Like other “large language models” such as OpenAI’s GPT, PaLM 2 is a general-purpose AI model, which can be used to power ChatGPT-style chatbots but also translate between languages, write computer code, or even analyse and respond to images. Combining those capabilities, a user could ask a question in English about a restaurant in Bulgaria, and the system would be able to search the web for Bulgarian responses, find an answer, translate the answer into English, add a picture of the location – and then follow up with a code snippet to create a database entry for the place.

“The neural network revolution that we are now experiencing started around 10 years ago,” said Slav Petrov, the co-lead of the PaLM 2 project, “and it started in part at Google.” AI breakthroughs including the “transformer”, the T in GPT [Generative Pre-Trained Transformer], came from the company’s research, Petrov said.

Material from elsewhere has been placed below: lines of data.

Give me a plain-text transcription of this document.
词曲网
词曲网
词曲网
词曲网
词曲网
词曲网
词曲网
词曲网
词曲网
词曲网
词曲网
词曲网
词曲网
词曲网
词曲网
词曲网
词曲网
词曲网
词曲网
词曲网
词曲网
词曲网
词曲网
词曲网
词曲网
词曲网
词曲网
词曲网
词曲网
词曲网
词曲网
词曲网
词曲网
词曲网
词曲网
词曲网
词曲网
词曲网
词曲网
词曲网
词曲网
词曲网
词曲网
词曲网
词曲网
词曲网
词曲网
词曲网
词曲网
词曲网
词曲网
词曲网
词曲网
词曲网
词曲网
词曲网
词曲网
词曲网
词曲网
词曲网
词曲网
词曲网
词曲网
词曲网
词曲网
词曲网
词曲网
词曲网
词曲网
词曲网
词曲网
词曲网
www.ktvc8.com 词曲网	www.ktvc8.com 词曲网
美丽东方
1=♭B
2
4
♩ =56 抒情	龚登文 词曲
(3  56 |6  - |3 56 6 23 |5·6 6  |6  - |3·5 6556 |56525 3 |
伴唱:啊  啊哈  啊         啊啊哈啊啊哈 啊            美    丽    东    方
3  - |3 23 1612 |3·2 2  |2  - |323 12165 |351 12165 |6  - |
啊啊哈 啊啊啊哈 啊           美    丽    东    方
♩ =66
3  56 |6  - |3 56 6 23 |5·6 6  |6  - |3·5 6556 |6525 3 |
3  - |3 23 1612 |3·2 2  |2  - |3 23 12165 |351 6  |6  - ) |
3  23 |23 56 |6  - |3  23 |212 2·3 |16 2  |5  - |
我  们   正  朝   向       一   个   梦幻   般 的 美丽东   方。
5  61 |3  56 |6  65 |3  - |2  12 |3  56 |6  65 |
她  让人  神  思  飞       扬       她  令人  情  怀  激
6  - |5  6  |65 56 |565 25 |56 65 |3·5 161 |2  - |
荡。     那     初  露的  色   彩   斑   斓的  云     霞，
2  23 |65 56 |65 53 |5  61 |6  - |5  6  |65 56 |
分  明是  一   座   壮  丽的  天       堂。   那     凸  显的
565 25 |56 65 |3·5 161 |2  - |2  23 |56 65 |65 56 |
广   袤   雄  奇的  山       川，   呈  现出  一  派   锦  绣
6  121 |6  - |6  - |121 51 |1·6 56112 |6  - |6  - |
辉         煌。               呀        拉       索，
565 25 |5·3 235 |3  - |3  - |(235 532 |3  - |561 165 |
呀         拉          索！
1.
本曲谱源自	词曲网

“We’re really excited to make these models available broadly externally, because we want to see what people can do with them,” he added. “We believe that they will open up a lot of opportunities to do things that were previously thought magic and really out of reach, but that now can be accomplished thanks to the amazing progress in machine learning that we’ve seen over the last years.”

The most obvious way to interact with PaLM 2 will be in Google’s own chatbot, Bard, which is opening up to the general public for the first time and rolling out globally. Making the most of PaLM 2’s multilingual capabilities, Bard is also available in Japanese and Korean, as well as English, and the company intends to support 40 languages in time.

Chatbot users can also send Bard photos for the first time, with the company giving an example of sending a picture of a kitchen shelf and asking for a recipe using the ingredients. In a reversal of the norm, that replicates a feature promised by OpenAI alongside the launch of its most recent and powerful AI model, GPT-4, but not yet made available to the general public, leaving Google leading the way on so-called “multimodal” capabilities.

In a new feature the company is calling “Duet AI”, users of Google’s “Workspace” apps – Gmail, Docs, Slides and Sheets – will also be able to use the PaLM 2 AI as a co-author of text, spreadsheets and slides. An image generator built into Google Slides, for instance, will let you task an AI with visualising your ideas, while a “help me write” button in Google Docs can generate whole swathes of text automatically. In one example, the prompt “job post for a regional sales rep” was rapidly expanded to a full job description, replete with clear spaces to enter specific details such as company name and location.

But a disclaimer that the tool “is a creative writing aid and is not intended to be factual” underpins the dilemma for Google: rushing the technology out to beat the competition also involves risks of AI software misbehaving. The launch of the AI system was put together at the last minute, with detailed updates being sent to reporters just hours before the company’s chief executive, Sundar Pichai, took the stage at the conference.

In its preliminary research, the company warned that systems built on PaLM 2 “continue to produce toxic language harms”, with some languages issuing “toxic” responses to queries about black people in almost a fifth of all tests, part of the reason the Bard chatbot is only available in three languages at launch.